Une fiction qui assène que hors le capitalisme point de salut. Si le système
défaille, c’est que l’on pas poussé assez loin sa logique mortifère, comment
accélérer sans ceinture et l’airbag désactivé dans un mur de brique renforcé au
béton armé recouvert d’un acier trempé.
Hernan Diaz fait-il autre chose, dans son roman labyrinthique, machiavélique, que nous rendre conscient des dangers de la fiction ? Oui, il fait bien des choses mais en trois parties miroirs et antagonistes, d’une construction brillante, génialement sournoises, Diaz démonte le mécanisme du capitalisme.
Comment peut-on croire que les convulsions chaotiques d’un Marché de change, aux règles absconses, soit soumises à une main invisible, se régulant comme un biotope vertueux ? C’est un mystère. Peut-être cela tient-il aux mystères de la fiction et à sa puissance. Il est plus facile de se couler dans un récit que lutter contre son courant.

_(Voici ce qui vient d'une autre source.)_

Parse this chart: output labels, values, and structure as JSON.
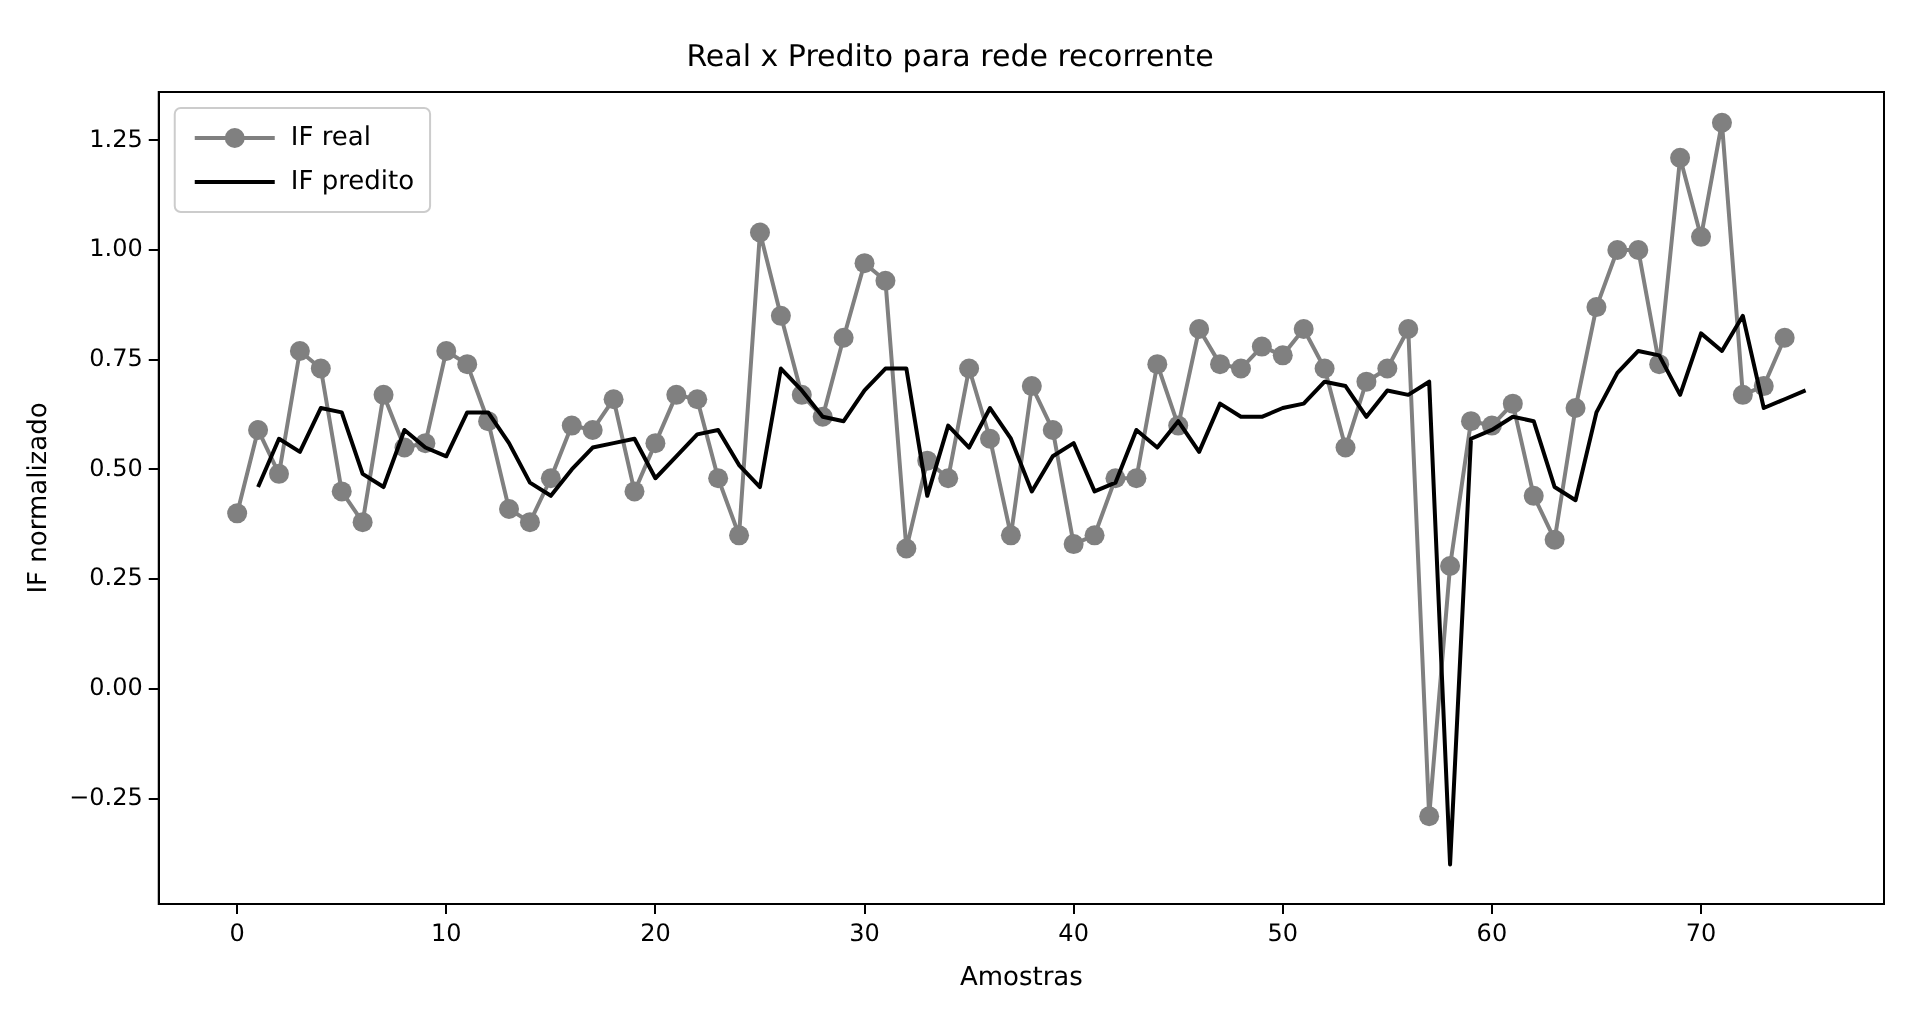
{
  "chart_data": {
    "type": "line",
    "title": "Real x Predito para rede recorrente",
    "xlabel": "Amostras",
    "ylabel": "IF normalizado",
    "xlim": [
      -3.75,
      78.75
    ],
    "ylim": [
      -0.49,
      1.36
    ],
    "xticks": [
      0,
      10,
      20,
      30,
      40,
      50,
      60,
      70
    ],
    "yticks": [
      {
        "value": -0.25,
        "label": "−0.25"
      },
      {
        "value": 0,
        "label": "0.00"
      },
      {
        "value": 0.25,
        "label": "0.25"
      },
      {
        "value": 0.5,
        "label": "0.50"
      },
      {
        "value": 0.75,
        "label": "0.75"
      },
      {
        "value": 1,
        "label": "1.00"
      },
      {
        "value": 1.25,
        "label": "1.25"
      }
    ],
    "grid": false,
    "legend": "top left",
    "series": [
      {
        "name": "IF real",
        "color": "#808080",
        "marker": "circle",
        "x": [
          0,
          1,
          2,
          3,
          4,
          5,
          6,
          7,
          8,
          9,
          10,
          11,
          12,
          13,
          14,
          15,
          16,
          17,
          18,
          19,
          20,
          21,
          22,
          23,
          24,
          25,
          26,
          27,
          28,
          29,
          30,
          31,
          32,
          33,
          34,
          35,
          36,
          37,
          38,
          39,
          40,
          41,
          42,
          43,
          44,
          45,
          46,
          47,
          48,
          49,
          50,
          51,
          52,
          53,
          54,
          55,
          56,
          57,
          58,
          59,
          60,
          61,
          62,
          63,
          64,
          65,
          66,
          67,
          68,
          69,
          70,
          71,
          72,
          73,
          74
        ],
        "values": [
          0.4,
          0.59,
          0.49,
          0.77,
          0.73,
          0.45,
          0.38,
          0.67,
          0.55,
          0.56,
          0.77,
          0.74,
          0.61,
          0.41,
          0.38,
          0.48,
          0.6,
          0.59,
          0.66,
          0.45,
          0.56,
          0.67,
          0.66,
          0.48,
          0.35,
          1.04,
          0.85,
          0.67,
          0.62,
          0.8,
          0.97,
          0.93,
          0.32,
          0.52,
          0.48,
          0.73,
          0.57,
          0.35,
          0.69,
          0.59,
          0.33,
          0.35,
          0.48,
          0.48,
          0.74,
          0.6,
          0.82,
          0.74,
          0.73,
          0.78,
          0.76,
          0.82,
          0.73,
          0.55,
          0.7,
          0.73,
          0.82,
          -0.29,
          0.28,
          0.61,
          0.6,
          0.65,
          0.44,
          0.34,
          0.64,
          0.87,
          1.0,
          1.0,
          0.74,
          1.21,
          1.03,
          1.29,
          0.67,
          0.69,
          0.8
        ]
      },
      {
        "name": "IF predito",
        "color": "#000000",
        "marker": "none",
        "x": [
          1,
          2,
          3,
          4,
          5,
          6,
          7,
          8,
          9,
          10,
          11,
          12,
          13,
          14,
          15,
          16,
          17,
          18,
          19,
          20,
          21,
          22,
          23,
          24,
          25,
          26,
          27,
          28,
          29,
          30,
          31,
          32,
          33,
          34,
          35,
          36,
          37,
          38,
          39,
          40,
          41,
          42,
          43,
          44,
          45,
          46,
          47,
          48,
          49,
          50,
          51,
          52,
          53,
          54,
          55,
          56,
          57,
          58,
          59,
          60,
          61,
          62,
          63,
          64,
          65,
          66,
          67,
          68,
          69,
          70,
          71,
          72,
          73,
          74,
          75
        ],
        "values": [
          0.46,
          0.57,
          0.54,
          0.64,
          0.63,
          0.49,
          0.46,
          0.59,
          0.55,
          0.53,
          0.63,
          0.63,
          0.56,
          0.47,
          0.44,
          0.5,
          0.55,
          0.56,
          0.57,
          0.48,
          0.53,
          0.58,
          0.59,
          0.51,
          0.46,
          0.73,
          0.68,
          0.62,
          0.61,
          0.68,
          0.73,
          0.73,
          0.44,
          0.6,
          0.55,
          0.64,
          0.57,
          0.45,
          0.53,
          0.56,
          0.45,
          0.47,
          0.59,
          0.55,
          0.61,
          0.54,
          0.65,
          0.62,
          0.62,
          0.64,
          0.65,
          0.7,
          0.69,
          0.62,
          0.68,
          0.67,
          0.7,
          -0.4,
          0.57,
          0.59,
          0.62,
          0.61,
          0.46,
          0.43,
          0.63,
          0.72,
          0.77,
          0.76,
          0.67,
          0.81,
          0.77,
          0.85,
          0.64,
          0.66,
          0.68
        ]
      }
    ]
  }
}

Trust est également un roman sur l’invisibilité des femmes. C’est là un terrain glissant. S’y aventurer serait dévoiler les mécanismes d’une horlogerie précise et sordide qui fait le sel amer, de celui qui picote à vif les blessures ouvertes, de ce livre. Je me contenterais de dire que le prix Nobel de médecine 1962 est aussi une fiction dont Watson et Crick tinrent la plume.